(192e) Three-Dimensional Core@Shell Nanostructured Array for Microscale Electrochemical Energy Storage

Microelectromechanical systems (MEMS) based autonomous and biomedical devices play an ever increasing role in our society by monitoring the structural health of major civil works, the environmental presence of toxic or explosive compounds, and the physical health of human patients. Integration of robust and high power energy storage devices within these systems is important for reliable MEMS with necessary burst energy for data relay and dense components by reducing bulky external power sources. To overcome the shortcomings of conventional two-dimensional battery and supercapacitor configurations while developing more powerful energy storage devices, we focus on the development of three-dimensional architectures to take advantage of the vertical dimension-height.

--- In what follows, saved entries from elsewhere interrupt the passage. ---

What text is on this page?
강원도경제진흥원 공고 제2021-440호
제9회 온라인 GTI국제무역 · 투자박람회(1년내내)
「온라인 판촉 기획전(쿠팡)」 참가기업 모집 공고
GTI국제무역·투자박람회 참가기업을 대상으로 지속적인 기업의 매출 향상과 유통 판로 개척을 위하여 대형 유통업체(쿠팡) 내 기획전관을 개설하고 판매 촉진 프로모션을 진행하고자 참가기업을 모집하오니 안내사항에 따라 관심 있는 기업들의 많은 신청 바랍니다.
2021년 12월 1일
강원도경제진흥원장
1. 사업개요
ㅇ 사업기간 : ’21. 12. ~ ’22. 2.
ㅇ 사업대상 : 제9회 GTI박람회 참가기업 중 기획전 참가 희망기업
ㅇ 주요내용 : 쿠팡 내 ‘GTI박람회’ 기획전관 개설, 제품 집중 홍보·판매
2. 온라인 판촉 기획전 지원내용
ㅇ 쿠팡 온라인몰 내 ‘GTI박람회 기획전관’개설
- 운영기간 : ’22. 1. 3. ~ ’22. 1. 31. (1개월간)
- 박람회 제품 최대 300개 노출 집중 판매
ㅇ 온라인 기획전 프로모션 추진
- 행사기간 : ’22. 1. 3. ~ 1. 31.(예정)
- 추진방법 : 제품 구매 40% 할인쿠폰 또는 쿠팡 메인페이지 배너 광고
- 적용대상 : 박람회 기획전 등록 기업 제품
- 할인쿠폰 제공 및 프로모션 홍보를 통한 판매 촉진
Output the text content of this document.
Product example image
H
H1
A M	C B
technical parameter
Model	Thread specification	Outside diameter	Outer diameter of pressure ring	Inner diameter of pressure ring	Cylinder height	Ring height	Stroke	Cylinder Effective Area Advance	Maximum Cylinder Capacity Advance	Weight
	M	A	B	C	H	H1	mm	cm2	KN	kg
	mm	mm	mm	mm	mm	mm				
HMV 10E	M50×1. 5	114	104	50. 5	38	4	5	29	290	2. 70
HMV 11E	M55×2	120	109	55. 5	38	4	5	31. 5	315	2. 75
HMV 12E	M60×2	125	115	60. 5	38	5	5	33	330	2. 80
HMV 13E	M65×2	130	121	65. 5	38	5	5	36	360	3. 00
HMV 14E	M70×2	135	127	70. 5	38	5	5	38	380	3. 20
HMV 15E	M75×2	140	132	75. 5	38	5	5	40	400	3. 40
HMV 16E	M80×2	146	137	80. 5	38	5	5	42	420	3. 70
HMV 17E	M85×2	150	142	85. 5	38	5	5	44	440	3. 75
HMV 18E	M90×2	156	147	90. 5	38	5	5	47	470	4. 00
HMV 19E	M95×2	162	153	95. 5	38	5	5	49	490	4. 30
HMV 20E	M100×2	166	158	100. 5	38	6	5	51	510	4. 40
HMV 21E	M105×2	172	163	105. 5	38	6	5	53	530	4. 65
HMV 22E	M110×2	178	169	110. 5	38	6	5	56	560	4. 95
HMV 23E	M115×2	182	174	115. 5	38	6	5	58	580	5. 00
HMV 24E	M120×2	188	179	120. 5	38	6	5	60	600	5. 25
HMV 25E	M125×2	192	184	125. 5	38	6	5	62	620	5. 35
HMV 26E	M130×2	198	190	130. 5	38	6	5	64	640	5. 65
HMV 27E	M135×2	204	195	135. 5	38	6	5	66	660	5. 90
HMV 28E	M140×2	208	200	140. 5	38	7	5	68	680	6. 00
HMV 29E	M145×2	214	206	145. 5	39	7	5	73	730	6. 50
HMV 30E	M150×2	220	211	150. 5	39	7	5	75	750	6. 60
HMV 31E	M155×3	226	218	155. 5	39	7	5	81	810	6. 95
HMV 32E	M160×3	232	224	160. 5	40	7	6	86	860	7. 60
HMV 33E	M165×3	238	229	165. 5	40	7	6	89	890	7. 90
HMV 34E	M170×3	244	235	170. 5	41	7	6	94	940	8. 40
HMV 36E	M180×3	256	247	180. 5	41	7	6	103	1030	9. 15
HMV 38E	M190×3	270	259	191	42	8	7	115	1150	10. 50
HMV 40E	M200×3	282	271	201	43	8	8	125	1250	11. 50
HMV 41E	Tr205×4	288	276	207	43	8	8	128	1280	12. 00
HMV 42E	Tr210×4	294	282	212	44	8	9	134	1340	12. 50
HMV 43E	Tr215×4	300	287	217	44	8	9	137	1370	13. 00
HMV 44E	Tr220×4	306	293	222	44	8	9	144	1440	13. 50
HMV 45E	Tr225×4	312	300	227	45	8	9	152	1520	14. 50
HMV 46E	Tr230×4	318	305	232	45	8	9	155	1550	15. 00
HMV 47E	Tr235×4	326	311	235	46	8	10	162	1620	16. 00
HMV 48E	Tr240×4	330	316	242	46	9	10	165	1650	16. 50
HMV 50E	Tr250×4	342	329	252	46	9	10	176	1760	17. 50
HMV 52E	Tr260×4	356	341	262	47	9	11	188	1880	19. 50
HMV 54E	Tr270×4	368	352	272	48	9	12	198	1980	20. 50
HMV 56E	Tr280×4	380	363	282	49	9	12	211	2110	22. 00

In this study, we designed a novel architecture composed of branched nanowire arrays, i.e. forest of nanotrees, to further boost electrochemical performance over one-dimensional nanowire arrays, inspired by branched trees with larger surface area to capture more sunlight. The prepared three-dimensional ZnO@MnO₂ core@shell branched nanowire arrays exhibit five times higher areal capacitance, better rate performance and smaller inner resistance than their nanowire array counterparts. These novel three-dimensional architectures offer promising designs for powering microelectronics and other autonomous devices on exceptionally small geometric scales.